小さく呟いた声を聞き取れず、思わず聞き返す。


「んでもねーよぃ」


ブンちゃんはそのまま拗ねてしまった。


「ブンちゃん?飴あげるから、機嫌治して…?」


まるで小さな子供をあやす様。


「まじかっ!?」


「うん。
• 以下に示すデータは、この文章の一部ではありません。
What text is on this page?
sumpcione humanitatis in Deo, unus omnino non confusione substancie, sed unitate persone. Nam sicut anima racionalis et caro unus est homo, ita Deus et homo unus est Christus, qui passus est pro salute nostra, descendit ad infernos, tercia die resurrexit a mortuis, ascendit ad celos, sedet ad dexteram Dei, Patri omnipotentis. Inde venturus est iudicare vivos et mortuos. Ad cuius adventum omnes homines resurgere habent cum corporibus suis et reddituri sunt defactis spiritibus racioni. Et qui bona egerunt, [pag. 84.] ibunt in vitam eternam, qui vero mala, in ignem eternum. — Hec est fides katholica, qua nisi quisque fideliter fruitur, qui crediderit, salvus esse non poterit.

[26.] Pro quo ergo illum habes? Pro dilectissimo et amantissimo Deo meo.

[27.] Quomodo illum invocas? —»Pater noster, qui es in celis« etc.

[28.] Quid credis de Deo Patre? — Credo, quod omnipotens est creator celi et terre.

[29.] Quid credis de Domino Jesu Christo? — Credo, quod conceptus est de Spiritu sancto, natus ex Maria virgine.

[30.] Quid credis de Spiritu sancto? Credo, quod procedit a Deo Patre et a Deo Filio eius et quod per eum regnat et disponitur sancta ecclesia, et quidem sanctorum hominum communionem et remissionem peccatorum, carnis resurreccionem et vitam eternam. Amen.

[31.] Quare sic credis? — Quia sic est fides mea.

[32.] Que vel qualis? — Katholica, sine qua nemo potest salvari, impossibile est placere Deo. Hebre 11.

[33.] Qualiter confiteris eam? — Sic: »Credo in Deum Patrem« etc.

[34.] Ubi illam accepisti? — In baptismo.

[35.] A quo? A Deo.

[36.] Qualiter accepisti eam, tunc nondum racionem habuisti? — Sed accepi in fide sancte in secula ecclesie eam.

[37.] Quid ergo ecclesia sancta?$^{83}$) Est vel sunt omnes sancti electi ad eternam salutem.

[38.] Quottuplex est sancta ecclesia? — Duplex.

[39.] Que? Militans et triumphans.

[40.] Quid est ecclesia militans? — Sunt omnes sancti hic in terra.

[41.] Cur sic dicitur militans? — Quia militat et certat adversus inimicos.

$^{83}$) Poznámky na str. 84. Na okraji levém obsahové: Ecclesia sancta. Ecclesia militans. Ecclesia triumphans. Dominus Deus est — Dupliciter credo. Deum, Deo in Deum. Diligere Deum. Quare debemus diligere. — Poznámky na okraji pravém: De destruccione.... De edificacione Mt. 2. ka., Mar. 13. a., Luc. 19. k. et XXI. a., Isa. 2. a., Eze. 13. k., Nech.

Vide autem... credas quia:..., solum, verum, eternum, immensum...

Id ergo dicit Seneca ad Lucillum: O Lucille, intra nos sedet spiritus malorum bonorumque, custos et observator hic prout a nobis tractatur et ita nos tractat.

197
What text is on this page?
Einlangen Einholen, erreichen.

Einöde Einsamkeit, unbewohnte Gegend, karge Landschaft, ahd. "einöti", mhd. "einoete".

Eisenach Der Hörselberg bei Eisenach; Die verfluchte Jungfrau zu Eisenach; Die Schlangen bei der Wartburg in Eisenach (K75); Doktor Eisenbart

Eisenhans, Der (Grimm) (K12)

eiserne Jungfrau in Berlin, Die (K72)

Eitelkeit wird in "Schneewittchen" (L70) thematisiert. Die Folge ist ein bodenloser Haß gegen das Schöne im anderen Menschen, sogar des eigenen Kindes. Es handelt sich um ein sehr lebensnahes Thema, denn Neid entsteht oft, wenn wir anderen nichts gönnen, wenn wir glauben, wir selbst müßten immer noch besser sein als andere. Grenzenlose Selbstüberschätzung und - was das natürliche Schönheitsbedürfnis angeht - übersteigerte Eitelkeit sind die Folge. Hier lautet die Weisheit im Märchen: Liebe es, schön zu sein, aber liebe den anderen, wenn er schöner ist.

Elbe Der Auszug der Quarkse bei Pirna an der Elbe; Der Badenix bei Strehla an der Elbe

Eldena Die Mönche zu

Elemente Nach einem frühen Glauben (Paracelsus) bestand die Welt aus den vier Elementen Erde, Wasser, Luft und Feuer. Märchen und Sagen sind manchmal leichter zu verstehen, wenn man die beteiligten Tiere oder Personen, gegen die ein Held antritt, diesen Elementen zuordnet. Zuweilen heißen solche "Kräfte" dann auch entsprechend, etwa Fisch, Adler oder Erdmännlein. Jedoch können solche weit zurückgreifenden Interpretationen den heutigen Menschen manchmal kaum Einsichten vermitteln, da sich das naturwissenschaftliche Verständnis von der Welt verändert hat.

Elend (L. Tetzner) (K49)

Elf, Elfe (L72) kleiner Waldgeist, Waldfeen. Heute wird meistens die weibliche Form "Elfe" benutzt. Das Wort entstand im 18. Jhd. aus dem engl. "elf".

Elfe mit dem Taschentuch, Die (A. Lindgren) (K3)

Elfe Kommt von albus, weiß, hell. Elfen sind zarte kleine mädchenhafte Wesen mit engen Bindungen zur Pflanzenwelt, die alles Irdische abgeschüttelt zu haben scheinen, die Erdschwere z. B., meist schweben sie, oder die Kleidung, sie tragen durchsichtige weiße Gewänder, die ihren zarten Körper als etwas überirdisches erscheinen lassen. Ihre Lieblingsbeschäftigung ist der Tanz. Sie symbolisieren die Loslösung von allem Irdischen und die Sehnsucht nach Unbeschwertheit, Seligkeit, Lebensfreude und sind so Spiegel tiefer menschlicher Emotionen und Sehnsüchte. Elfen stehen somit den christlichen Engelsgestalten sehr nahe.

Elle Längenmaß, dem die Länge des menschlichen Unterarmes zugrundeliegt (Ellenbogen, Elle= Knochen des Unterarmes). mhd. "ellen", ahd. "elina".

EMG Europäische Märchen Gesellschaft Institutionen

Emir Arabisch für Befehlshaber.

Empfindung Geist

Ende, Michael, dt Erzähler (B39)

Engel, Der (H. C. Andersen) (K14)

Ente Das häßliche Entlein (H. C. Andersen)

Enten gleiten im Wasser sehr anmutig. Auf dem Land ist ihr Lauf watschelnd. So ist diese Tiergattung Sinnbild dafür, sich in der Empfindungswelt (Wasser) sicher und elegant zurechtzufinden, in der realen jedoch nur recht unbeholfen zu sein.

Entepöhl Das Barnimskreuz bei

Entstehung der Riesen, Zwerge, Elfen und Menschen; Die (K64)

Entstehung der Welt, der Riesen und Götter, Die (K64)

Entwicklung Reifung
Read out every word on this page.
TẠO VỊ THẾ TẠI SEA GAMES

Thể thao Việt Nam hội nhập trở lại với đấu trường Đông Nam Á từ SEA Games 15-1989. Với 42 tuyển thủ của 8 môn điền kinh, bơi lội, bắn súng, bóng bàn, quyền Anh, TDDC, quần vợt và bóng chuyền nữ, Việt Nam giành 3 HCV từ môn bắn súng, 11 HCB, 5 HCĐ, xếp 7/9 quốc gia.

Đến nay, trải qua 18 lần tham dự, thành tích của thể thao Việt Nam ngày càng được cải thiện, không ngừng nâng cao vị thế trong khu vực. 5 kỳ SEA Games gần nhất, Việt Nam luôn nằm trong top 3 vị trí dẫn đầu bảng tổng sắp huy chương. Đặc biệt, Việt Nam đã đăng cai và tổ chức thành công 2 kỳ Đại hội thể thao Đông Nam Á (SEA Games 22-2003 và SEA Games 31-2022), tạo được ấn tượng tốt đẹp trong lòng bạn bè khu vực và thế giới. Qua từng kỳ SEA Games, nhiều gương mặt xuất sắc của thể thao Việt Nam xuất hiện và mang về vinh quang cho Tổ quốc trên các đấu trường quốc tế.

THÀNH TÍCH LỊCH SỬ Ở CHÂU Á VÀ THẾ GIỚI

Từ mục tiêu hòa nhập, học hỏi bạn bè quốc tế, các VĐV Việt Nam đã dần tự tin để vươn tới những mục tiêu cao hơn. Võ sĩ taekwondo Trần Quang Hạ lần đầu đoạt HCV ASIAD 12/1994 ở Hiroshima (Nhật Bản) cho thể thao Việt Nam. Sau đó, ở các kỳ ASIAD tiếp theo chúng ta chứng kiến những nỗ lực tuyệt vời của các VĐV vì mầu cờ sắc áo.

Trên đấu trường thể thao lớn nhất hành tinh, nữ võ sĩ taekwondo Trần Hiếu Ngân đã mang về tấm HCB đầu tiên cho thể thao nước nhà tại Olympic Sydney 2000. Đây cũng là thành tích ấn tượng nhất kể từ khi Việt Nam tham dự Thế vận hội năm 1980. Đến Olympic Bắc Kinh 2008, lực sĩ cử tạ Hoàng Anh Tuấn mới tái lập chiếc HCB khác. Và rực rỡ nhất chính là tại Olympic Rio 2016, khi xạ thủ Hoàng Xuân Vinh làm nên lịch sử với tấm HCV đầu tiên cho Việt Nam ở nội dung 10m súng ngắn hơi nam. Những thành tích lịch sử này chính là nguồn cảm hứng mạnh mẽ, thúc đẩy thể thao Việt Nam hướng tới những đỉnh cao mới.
ほら…」



そういって、赤い飴玉を差し出す。
機嫌は治ったのか、飴玉を握り締めるブンちゃん。


単純…(笑)


「あ、あのさっ!!」


「……ん?」



ブンちゃんが何かを訴えようとする。


「俺…その…えっと…!」


「……?」


ブンちゃんの飴玉を握る手が強く拳を作る。



「俺っ!お前の事がっ『丸井――!!ちょっと良いかのぅ!』……っ!?」


ブンちゃんの言葉に仁王の声が重なる。


「仁王、呼んでるよ……?」



「あんの野郎っ!!」


そのままブンちゃんは走って行ってしまった。



ねぇ、
さっき何を言いかけた…?



あたしの、
勘違いかなぁ……?


「いやぁー、すまんのぅ」


ニヤニヤしている仁王。
間違いねぇ。
こいつっ、確信犯だっ!!


「てめぇなぁっ!!」


「ん?なんじゃよ……」



目で茶化す様に、俺を見る。



「お前のせいで…またタイミング逃しただろうがっ!!」


「すまんのぅ〜」

ケラケラ笑ってやがるし…。



あー
俺いつになったら、
告れんだろ……


「まぁ、頑張りんしゃい」




「くっそぉ―!!」



ブン太の葛藤のゴールは、
もうすぐ側だという事はまだ気づいていない。